Рептилия трезвым взглядом смотрит прямо во мрак.
Бог весть, что она видит. Что-то… другое?
(Голубой
* * *
…с трех часов ночи, все интенсивнее, из прежней точки, с ответвлениями к ляжкам и диафрагме, поначалу на давнем, привычном уровне, потом все более жгучая.
Я знал, что мне была дана только передышка.
Но, как ни странно, я чувствую, что использовал ее хорошо.
(Рваный блокнот, II:1)
* * *
«Скорая» — 90 000.
Центральная больница — 13 71 00 (коммутатор).
(Рваный блокнот, II:2)
* * *
Рвота, прямо-таки с упорным однообразием, что бы ни взял в рот. Пусть даже воду с медом.
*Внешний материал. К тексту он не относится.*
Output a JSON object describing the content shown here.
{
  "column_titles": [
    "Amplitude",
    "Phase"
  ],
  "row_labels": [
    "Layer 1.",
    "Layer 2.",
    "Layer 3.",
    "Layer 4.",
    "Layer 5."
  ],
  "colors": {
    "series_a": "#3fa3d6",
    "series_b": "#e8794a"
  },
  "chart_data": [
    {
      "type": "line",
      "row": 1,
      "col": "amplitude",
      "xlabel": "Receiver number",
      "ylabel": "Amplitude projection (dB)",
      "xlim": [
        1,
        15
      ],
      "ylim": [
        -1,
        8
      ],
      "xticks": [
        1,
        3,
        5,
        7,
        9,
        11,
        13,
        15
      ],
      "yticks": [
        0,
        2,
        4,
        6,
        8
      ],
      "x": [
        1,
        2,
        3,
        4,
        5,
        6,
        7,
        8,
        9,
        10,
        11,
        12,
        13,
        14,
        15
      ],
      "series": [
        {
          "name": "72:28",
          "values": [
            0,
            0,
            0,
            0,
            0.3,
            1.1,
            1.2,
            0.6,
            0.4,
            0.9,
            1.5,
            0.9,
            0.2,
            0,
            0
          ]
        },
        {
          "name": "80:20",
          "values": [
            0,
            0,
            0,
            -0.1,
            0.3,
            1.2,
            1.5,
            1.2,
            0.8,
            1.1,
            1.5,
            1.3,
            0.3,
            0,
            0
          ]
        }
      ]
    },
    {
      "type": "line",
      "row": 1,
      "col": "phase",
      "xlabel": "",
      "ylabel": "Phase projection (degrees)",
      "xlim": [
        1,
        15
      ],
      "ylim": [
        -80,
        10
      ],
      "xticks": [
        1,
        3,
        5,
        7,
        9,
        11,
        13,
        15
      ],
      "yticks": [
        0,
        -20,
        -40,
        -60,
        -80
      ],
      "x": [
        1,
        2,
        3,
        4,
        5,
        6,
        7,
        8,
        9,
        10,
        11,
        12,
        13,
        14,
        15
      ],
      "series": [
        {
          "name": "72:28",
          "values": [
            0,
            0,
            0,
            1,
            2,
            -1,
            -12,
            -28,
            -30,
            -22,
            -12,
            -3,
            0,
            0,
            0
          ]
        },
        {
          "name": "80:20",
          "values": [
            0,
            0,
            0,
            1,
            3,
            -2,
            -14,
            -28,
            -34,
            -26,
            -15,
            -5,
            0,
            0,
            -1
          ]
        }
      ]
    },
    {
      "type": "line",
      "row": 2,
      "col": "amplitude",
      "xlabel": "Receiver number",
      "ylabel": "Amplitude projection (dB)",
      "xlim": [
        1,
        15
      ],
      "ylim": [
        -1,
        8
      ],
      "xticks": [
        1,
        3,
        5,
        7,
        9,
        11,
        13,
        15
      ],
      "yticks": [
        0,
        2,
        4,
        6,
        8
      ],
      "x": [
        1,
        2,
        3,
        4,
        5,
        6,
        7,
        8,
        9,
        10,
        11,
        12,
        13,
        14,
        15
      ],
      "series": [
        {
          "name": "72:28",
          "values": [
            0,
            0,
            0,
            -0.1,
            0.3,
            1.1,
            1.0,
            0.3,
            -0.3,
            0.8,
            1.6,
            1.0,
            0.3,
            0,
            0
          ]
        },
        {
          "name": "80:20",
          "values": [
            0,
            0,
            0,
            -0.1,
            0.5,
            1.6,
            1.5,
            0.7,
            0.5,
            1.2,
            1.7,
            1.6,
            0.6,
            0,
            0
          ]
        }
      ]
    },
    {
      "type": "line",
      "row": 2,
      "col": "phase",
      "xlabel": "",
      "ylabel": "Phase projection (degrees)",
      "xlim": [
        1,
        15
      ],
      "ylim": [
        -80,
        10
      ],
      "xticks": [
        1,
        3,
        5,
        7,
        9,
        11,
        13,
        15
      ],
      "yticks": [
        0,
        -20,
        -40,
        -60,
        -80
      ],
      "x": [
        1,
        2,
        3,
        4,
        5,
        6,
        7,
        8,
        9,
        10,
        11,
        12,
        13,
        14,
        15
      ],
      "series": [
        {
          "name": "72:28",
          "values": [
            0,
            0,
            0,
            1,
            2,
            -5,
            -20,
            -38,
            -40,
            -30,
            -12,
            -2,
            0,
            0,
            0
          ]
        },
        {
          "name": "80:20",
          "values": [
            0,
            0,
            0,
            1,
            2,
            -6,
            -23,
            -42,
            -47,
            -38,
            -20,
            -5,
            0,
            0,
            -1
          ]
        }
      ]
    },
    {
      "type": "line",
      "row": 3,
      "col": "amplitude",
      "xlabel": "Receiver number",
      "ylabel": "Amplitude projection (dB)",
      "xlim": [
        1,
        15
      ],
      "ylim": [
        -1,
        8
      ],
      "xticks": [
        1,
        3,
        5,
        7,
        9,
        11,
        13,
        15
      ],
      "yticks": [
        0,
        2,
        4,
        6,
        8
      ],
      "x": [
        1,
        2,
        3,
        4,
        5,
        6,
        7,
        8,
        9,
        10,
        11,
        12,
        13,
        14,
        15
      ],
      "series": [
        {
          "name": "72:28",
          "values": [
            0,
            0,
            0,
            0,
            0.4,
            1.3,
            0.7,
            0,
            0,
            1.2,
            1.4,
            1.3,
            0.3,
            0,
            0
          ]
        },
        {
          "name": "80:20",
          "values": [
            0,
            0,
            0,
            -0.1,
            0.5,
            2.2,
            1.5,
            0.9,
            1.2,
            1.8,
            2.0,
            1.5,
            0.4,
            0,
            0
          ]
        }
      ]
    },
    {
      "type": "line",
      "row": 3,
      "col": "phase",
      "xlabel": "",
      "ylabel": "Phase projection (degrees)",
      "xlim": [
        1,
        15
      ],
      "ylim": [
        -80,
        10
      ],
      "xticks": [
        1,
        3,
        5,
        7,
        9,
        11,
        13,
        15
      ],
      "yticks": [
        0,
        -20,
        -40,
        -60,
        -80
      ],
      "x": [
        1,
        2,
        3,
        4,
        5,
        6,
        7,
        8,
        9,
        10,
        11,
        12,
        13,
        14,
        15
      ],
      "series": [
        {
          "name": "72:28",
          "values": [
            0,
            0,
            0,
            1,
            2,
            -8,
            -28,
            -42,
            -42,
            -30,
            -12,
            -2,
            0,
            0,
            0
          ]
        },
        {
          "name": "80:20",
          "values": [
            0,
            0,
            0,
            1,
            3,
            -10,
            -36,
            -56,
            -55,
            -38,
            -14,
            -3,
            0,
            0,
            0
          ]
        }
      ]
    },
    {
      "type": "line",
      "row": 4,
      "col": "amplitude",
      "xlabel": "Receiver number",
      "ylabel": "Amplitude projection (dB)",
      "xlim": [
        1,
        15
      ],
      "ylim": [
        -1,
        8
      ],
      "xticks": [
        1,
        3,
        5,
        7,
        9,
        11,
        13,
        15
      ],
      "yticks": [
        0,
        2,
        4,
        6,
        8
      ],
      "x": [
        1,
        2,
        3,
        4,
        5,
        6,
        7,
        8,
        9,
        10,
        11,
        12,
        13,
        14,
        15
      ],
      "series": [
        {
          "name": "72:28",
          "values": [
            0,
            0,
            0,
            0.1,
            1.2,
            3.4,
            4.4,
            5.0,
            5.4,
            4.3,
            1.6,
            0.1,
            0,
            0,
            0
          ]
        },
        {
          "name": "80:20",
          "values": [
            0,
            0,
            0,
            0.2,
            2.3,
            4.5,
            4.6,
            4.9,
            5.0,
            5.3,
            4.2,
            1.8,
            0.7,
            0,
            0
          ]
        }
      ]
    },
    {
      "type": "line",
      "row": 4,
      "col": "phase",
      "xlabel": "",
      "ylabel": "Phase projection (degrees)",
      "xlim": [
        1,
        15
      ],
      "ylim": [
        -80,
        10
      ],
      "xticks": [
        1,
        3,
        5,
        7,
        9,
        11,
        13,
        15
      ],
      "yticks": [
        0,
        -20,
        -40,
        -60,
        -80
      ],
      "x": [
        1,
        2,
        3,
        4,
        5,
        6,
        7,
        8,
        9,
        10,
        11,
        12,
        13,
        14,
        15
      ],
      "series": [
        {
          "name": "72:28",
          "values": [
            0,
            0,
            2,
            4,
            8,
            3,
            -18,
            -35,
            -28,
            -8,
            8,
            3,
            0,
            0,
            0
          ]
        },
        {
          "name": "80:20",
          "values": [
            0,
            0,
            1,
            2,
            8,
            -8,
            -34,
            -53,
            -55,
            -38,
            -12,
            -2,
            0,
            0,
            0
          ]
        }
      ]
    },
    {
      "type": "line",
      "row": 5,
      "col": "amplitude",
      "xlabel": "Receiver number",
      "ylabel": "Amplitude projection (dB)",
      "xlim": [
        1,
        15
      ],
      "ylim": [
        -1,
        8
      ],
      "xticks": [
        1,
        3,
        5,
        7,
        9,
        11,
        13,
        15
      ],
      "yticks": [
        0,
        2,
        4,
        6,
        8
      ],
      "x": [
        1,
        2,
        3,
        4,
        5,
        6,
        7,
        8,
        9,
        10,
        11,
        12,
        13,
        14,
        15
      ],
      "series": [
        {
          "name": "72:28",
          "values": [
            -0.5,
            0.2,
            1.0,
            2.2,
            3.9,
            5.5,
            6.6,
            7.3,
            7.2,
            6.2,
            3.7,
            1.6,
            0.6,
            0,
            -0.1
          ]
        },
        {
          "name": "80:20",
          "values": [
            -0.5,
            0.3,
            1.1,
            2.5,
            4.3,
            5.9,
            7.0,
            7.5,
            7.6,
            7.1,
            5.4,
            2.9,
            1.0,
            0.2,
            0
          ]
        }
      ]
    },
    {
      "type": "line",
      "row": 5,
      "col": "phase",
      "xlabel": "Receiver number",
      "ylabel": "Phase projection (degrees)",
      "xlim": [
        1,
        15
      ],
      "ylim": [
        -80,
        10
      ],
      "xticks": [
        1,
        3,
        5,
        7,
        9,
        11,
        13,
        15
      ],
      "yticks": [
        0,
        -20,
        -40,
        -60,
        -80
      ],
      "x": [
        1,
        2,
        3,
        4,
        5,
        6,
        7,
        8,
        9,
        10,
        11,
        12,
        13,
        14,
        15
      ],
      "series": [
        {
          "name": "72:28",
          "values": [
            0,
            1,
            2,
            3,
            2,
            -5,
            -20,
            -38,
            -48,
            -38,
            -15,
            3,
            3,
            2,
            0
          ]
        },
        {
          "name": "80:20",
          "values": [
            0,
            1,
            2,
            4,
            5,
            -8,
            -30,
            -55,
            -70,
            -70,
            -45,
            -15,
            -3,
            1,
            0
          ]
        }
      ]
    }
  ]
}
Но если пить очень маленькими глотками, то ничего. Температура.
Прогулка к почтовому ящику — как полярная экспедиция.
(Рваный блокнот, II:3)
* * *
Собаку отдал Ольссону с хутора Скриваргорден. Короткое странное прощание. Напоследок подарил ей большой кусок сыра, но она выглядела как-то рассеянно и незаинтересованно. Таскала его из одного угла комнаты в другой. Беспокойно скулила. У Ольссона ей будет хорошо.
(Рваный блокнот, II:4)
* * *
Good night, ladies. Добрый вечер. Три дня без боли, но она вернется, паузы все короче.
Обескураживающее сходство между болью и желанием. Оба целиком овладевают твоим вниманием, заслоняют тебе все и вся, как любимая женщина. Перед ними меркнут и сводки новостей, и погода, и перемены в природе, и даже страх. Это царство, где всевластна правда.
Люди стали заглядывать ко мне почаще и без обиняков говорят, что мне нужно в больницу. Здесь, в Северном Вестманланде, народ практичный. Вестманландцы никогда не скажут: «Он умер». Они скажут: «Он покойник». Опасаются, что я «стану покойником».
Читать газету больше не могу. Читаю, то есть скольжу взглядом от слова к слову, но в каждом слове — одна лишь боль. А еще хуже ощущение, что все это меня не касается. Последние дни у них только и разговору что о каком-то «Информационном бюро».
Их проблемы уже не мои. Любопытно, что это за «Информационное бюро». Мне представляется бюро, которое может дать ответ на все вопросы:
Почему именно я?
Почему именно я обречен смерти?
Почему именно мне эта боль?
Почему именно я тождествен этой боли? Почему именно я тождествен кому-то, кто испытывает эту боль?